The comparisons? Well, they're inevitable. A quarterback with that kind of efficiency is rare.

This time last year, Baylor quarterback Robert Griffin III had thrown 13 touchdown passes to just 12 incompletions through three games.

Through two games, West Virginia's Geno Smith has accounted for 10 touchdowns (one rushing) and thrown just nine incompletions.

The rarity has necessitated comparison, and Smith has already taken notice.

"I’ve been hearing all about that, and I want to put a stop to that real soon," Smith said. "RG3’s a great guy and he’s doing good things in the NFL and I’m only a college quarterback hoping to get where he is. We’re two different guys. He has a different style and I have a different style, and I’m pretty sure the only thing we both hope to do is just win games."

After Week 2, Smith's also the frontrunner for the Heisman Trophy, which Griffin won last season. Like Griffin, Smith would be the program's first Heisman winner.

"It’d be better for the program and the exposure that we’ll get, but it will not make me feel better about myself or a notch on my belt. It’ll just be another trophy that I won," Smith said. "I understand that the Heisman is the biggest individual accolade in sports, and I’m honored to be mentioned among the likes of guys who worked so hard every year and who have done it in the past, but at the same time, my only goal is to win the national championship and I really want to make that clear."

Still, Smith looks like a new man this year and West Virginia a new team ready to make a big dent in the Big 12 during its first year in the league.

"Something happens to guys when they’re seniors," coach Dana Holgorsen said. "His body’s different. He’s gained weight. He’s bigger, he’s faster, he’s more confident, so he’s improved and he’s been practicing like this since the beginning of August. Watching him translate it out there in games has been fun to watch as a coach."
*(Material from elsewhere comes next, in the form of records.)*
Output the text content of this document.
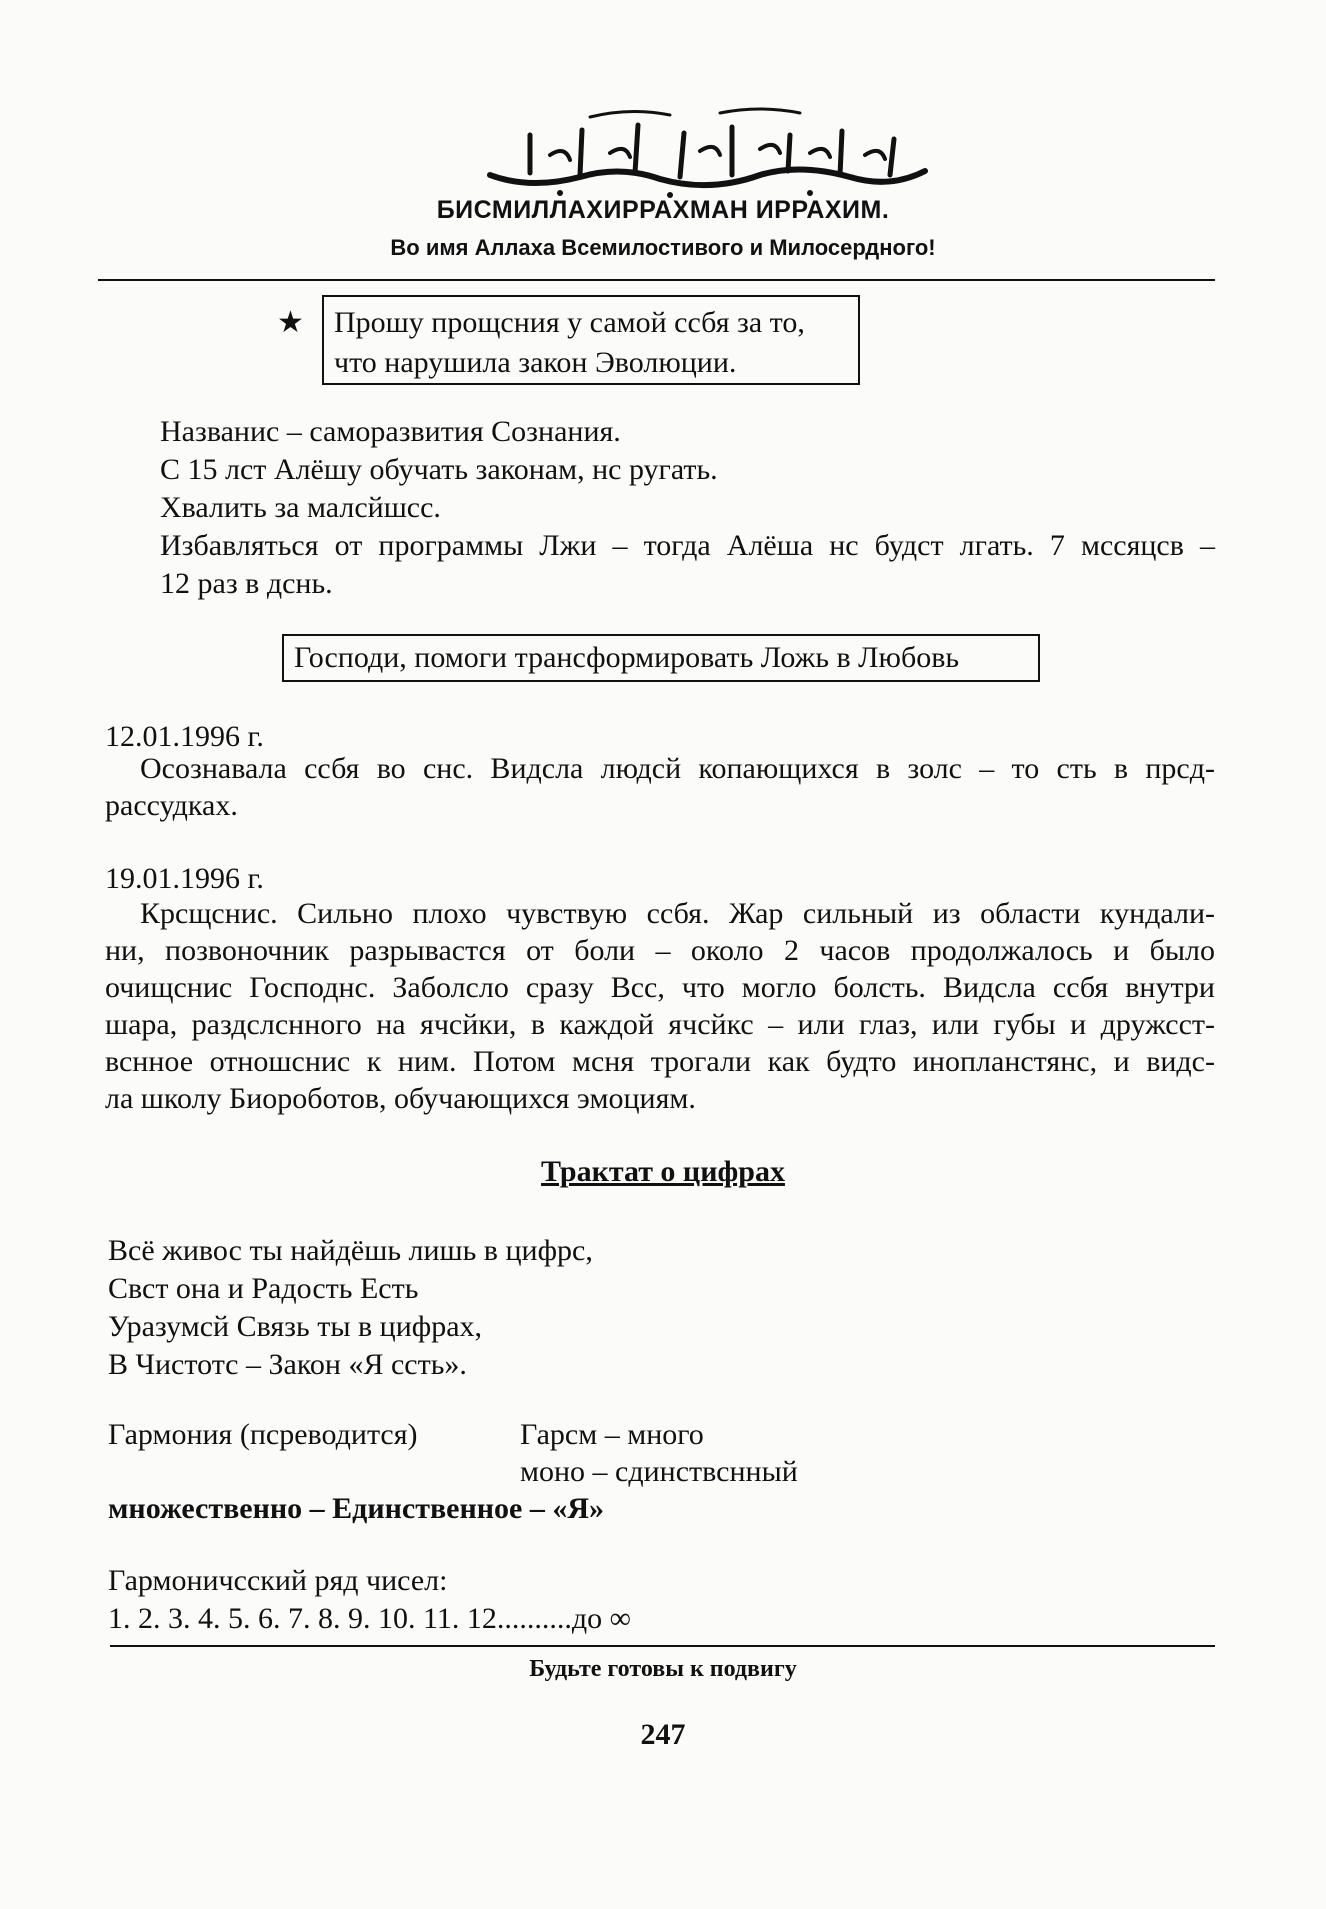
БИСМИЛЛАХИРРАХМАН ИРРАХИМ.
Во имя Аллаха Всемилостивого и Милосердного!
★ Прошу прощсния у самой ссбя за то,
что нарушила закон Эволюции.
Названис – саморазвития Сознания.
С 15 лст Алёшу обучать законам, нс ругать.
Хвалить за малсйшсс.
Избавляться от программы Лжи – тогда Алёша нс будст лгать. 7 мссяцсв –
12 раз в дснь.
Господи, помоги трансформировать Ложь в Любовь
12.01.1996 г.
Осознавала ссбя во снс. Видсла людсй копающихся в золс – то сть в прсд-
рассудках.
19.01.1996 г.
Крсщснис. Сильно плохо чувствую ссбя. Жар сильный из области кундали-
ни, позвоночник разрывастся от боли – около 2 часов продолжалось и было
очищснис Господнс. Заболсло сразу Всс, что могло болсть. Видсла ссбя внутри
шара, раздслснного на ячсйки, в каждой ячсйкс – или глаз, или губы и дружсст-
вснное отношснис к ним. Потом мсня трогали как будто инопланстянс, и видс-
ла школу Биороботов, обучающихся эмоциям.
Трактат о цифрах
Всё живос ты найдёшь лишь в цифрс,
Свст она и Радость Есть
Уразумсй Связь ты в цифрах,
В Чистотс – Закон «Я ссть».
Гармония (псреводится)	Гарсм – много
моно – сдинствснный
множественно – Единственное – «Я»
Гармоничсский ряд чисел:
1. 2. 3. 4. 5. 6. 7. 8. 9. 10. 11. 12..........до ∞
Будьте готовы к подвигу
247
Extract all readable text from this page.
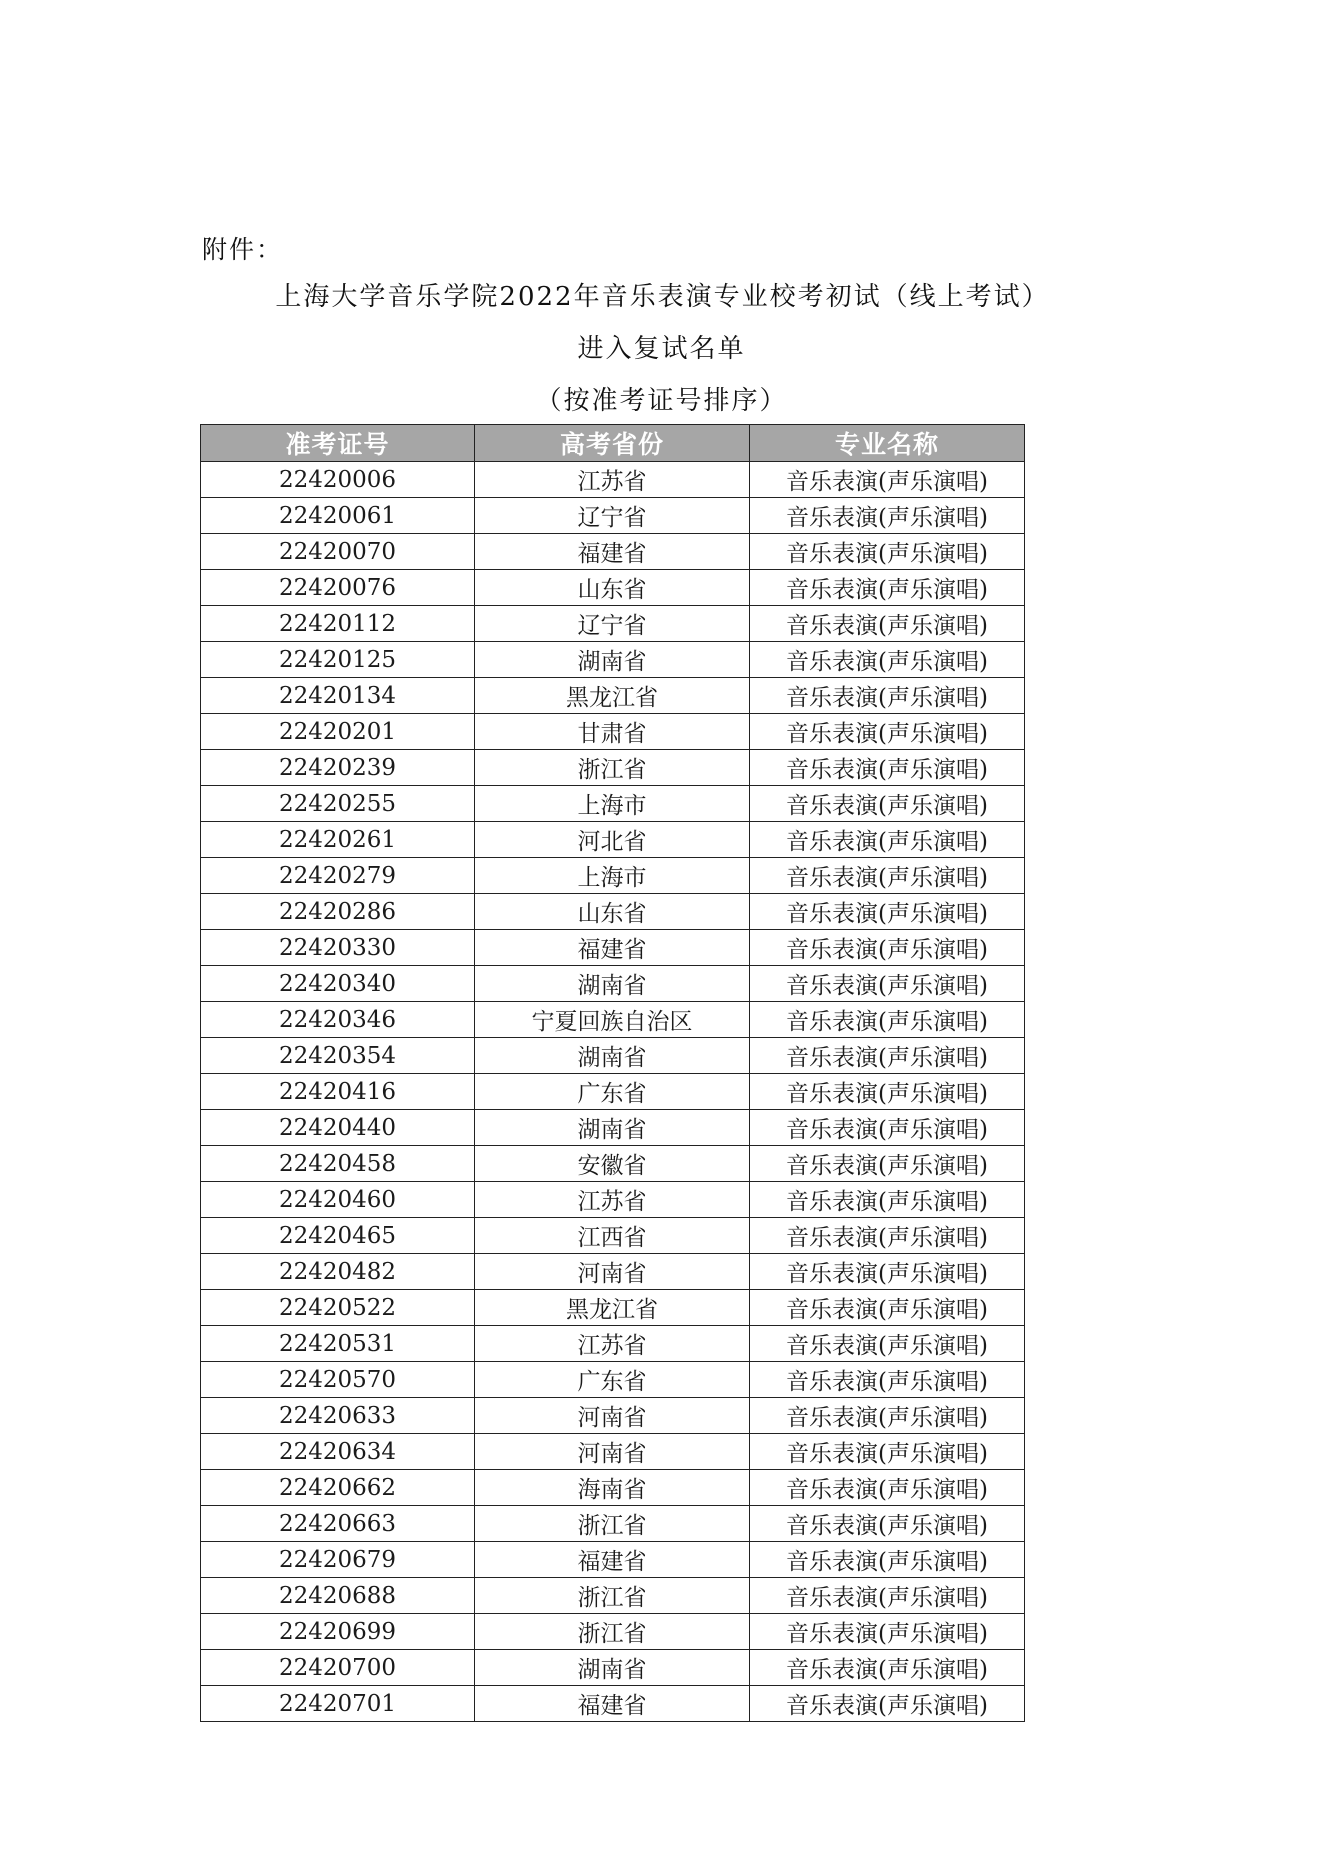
附件：
上海大学音乐学院2022年音乐表演专业校考初试（线上考试）
进入复试名单
（按准考证号排序）
准考证号	高考省份	专业名称
22420006	江苏省	音乐表演(声乐演唱)
22420061	辽宁省	音乐表演(声乐演唱)
22420070	福建省	音乐表演(声乐演唱)
22420076	山东省	音乐表演(声乐演唱)
22420112	辽宁省	音乐表演(声乐演唱)
22420125	湖南省	音乐表演(声乐演唱)
22420134	黑龙江省	音乐表演(声乐演唱)
22420201	甘肃省	音乐表演(声乐演唱)
22420239	浙江省	音乐表演(声乐演唱)
22420255	上海市	音乐表演(声乐演唱)
22420261	河北省	音乐表演(声乐演唱)
22420279	上海市	音乐表演(声乐演唱)
22420286	山东省	音乐表演(声乐演唱)
22420330	福建省	音乐表演(声乐演唱)
22420340	湖南省	音乐表演(声乐演唱)
22420346	宁夏回族自治区	音乐表演(声乐演唱)
22420354	湖南省	音乐表演(声乐演唱)
22420416	广东省	音乐表演(声乐演唱)
22420440	湖南省	音乐表演(声乐演唱)
22420458	安徽省	音乐表演(声乐演唱)
22420460	江苏省	音乐表演(声乐演唱)
22420465	江西省	音乐表演(声乐演唱)
22420482	河南省	音乐表演(声乐演唱)
22420522	黑龙江省	音乐表演(声乐演唱)
22420531	江苏省	音乐表演(声乐演唱)
22420570	广东省	音乐表演(声乐演唱)
22420633	河南省	音乐表演(声乐演唱)
22420634	河南省	音乐表演(声乐演唱)
22420662	海南省	音乐表演(声乐演唱)
22420663	浙江省	音乐表演(声乐演唱)
22420679	福建省	音乐表演(声乐演唱)
22420688	浙江省	音乐表演(声乐演唱)
22420699	浙江省	音乐表演(声乐演唱)
22420700	湖南省	音乐表演(声乐演唱)
22420701	福建省	音乐表演(声乐演唱)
That talk of improvement? Smith says he feels like it's "overblown." The scariest part for defenses? He doesn't feel like he's playing much better than last year, though statistics suggest he is.

Smith completed 66 percent of his passes through two games last season, and never once had a game in which he completed more than 74 percent of his passes.

This year, Smith is completing 88 percent of his passes in two games.

"Honestly, I don’t think I’m playing that great. I’ve been making some good decisions, but I’m really inaccurate at times and guys have been bailing me out," Smith said. "I think some of it’s been overblown. It’s only been Game 2 so I think I can play a lot better. We’ll see. That’ll come with time."

Instead, Smith credits shorter throws to Tavon Austin, who turns short screens into 10+ yard gains, or Stedman Bailey's ability to climb over defenders for acrobatic catches.

Holgorsen? It's safe to say he disagrees. Opponents likely would as well.

"Obviously, we stress completion percentage, but just monitoring the game and having an idea of where we want him to go with the ball, I feel like he’s doing a really good job of that," Holgorsen said.

Five or six times already this season, Holgorsen says, Smith has avoided a likely sack. Sometimes that means tucking the ball and running on a broken play, like Smith did on his 28-yard touchdown run against Marshall.

Other times, that means buying a couple seconds to dump the ball to a back in the flats.

"He could be a running quarterback if we wanted to, but our offense isn’t going to let you put that tag on him," Holgorsen said.

It's still early, and Holgorsen and Smith don't need any reminders that life in Morgantown will get much tougher in the weeks to come. Maryland treks to Morgantown this Saturday, but for now, Smith has validated his status as the Big 12's best player, and emerged as arguably the best player in college football.

"We have to get a lot better, we’ve got to play a lot better and clean some things up and I think we’ll continue to do that. It’s all a learning process. ... as of right now we’re not near where we want to be come January," Smith said. "The hardest thing to do is not get complacent after you win 3, 4, 5 games and think you’ve figured it all out. Once you do that, that’s when you take a loss."

Implied within Smith's comments is that his team will still be playing come January. So far, he and his teammates have played well enough where the prospect is easy to believe.